Oystered, On Grief, Alarm, Saudade, Döstädning (Swedish Death Cleaning), Baba
Research statement
Background
-The prose poem is frequently understood in terms of ideas about disruption, described by Murphy as ‘amorphous and anarchic’, for example, and by Monte as ‘revolutionary’ in its potential. Via its liminal ambiguities, it is a form able to trouble established borderlines, such as those between fiction and non-fiction, and the taboo and the sacred. Inherently subversive, the prose poem is a mode that lends itself to the representation of otherness, difference, and the uncanny, to that which discomforts, unnerves or shocks.
Contribution
-Linked with ideas about difficulty and transgression, the prose poem is often understood as a challenge to conventional representation. As such, it supports the expression of complex or ambiguous ideas and images—such as those relating to death and violence—as form and content are mirrored in challenging and irregular ways.
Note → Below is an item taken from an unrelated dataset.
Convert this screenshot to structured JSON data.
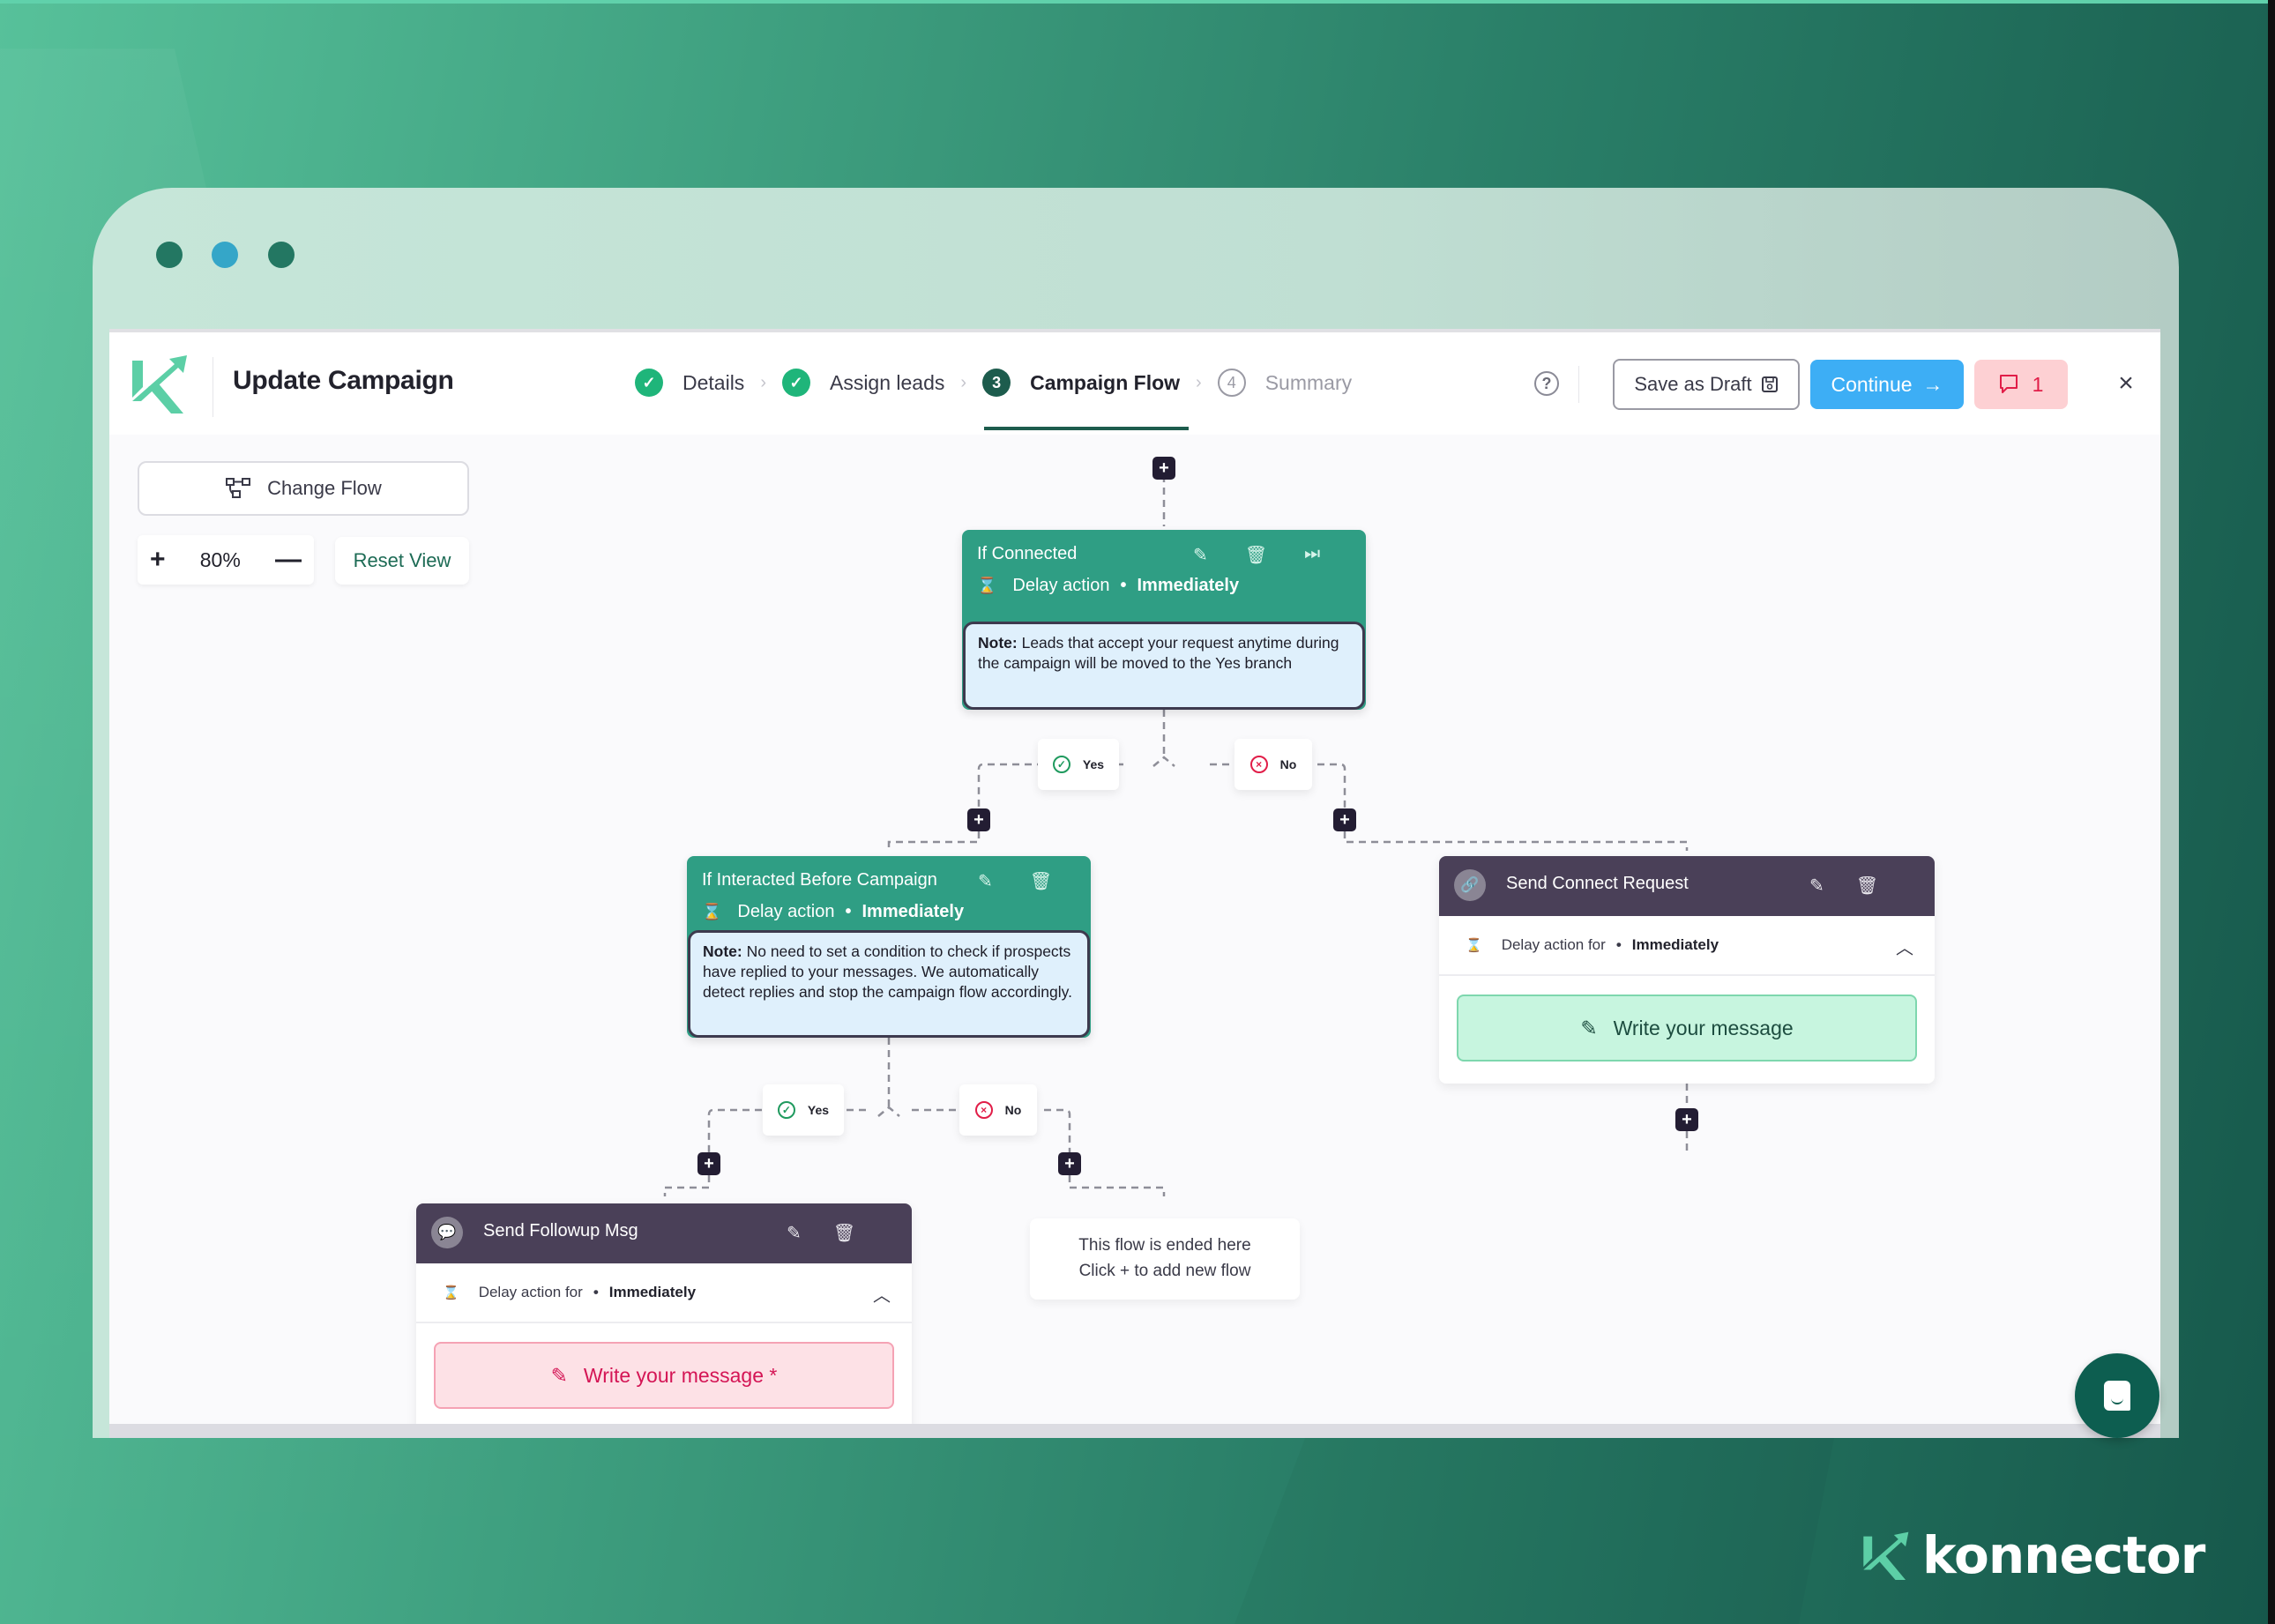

The prose poems in the portfolio examine tensions relating to the unrepresentable, exploring shifts between the mundane and the profane, for instance, in relation to ideas about the body, loss, and grief.
Significance
-The value of these poems is evidenced by their inclusion in a significant publication relating to prose poetry, The Mackinaw. The journal is one of few dedicated to the prose poem, and whilst relatively new, has already attracted experts in the genre, such as Nin Andrews, Philip Wexler, Cassandra Atherton, and Paul Hetherington. The poems are the basis on a new collection of poetry, which is in development.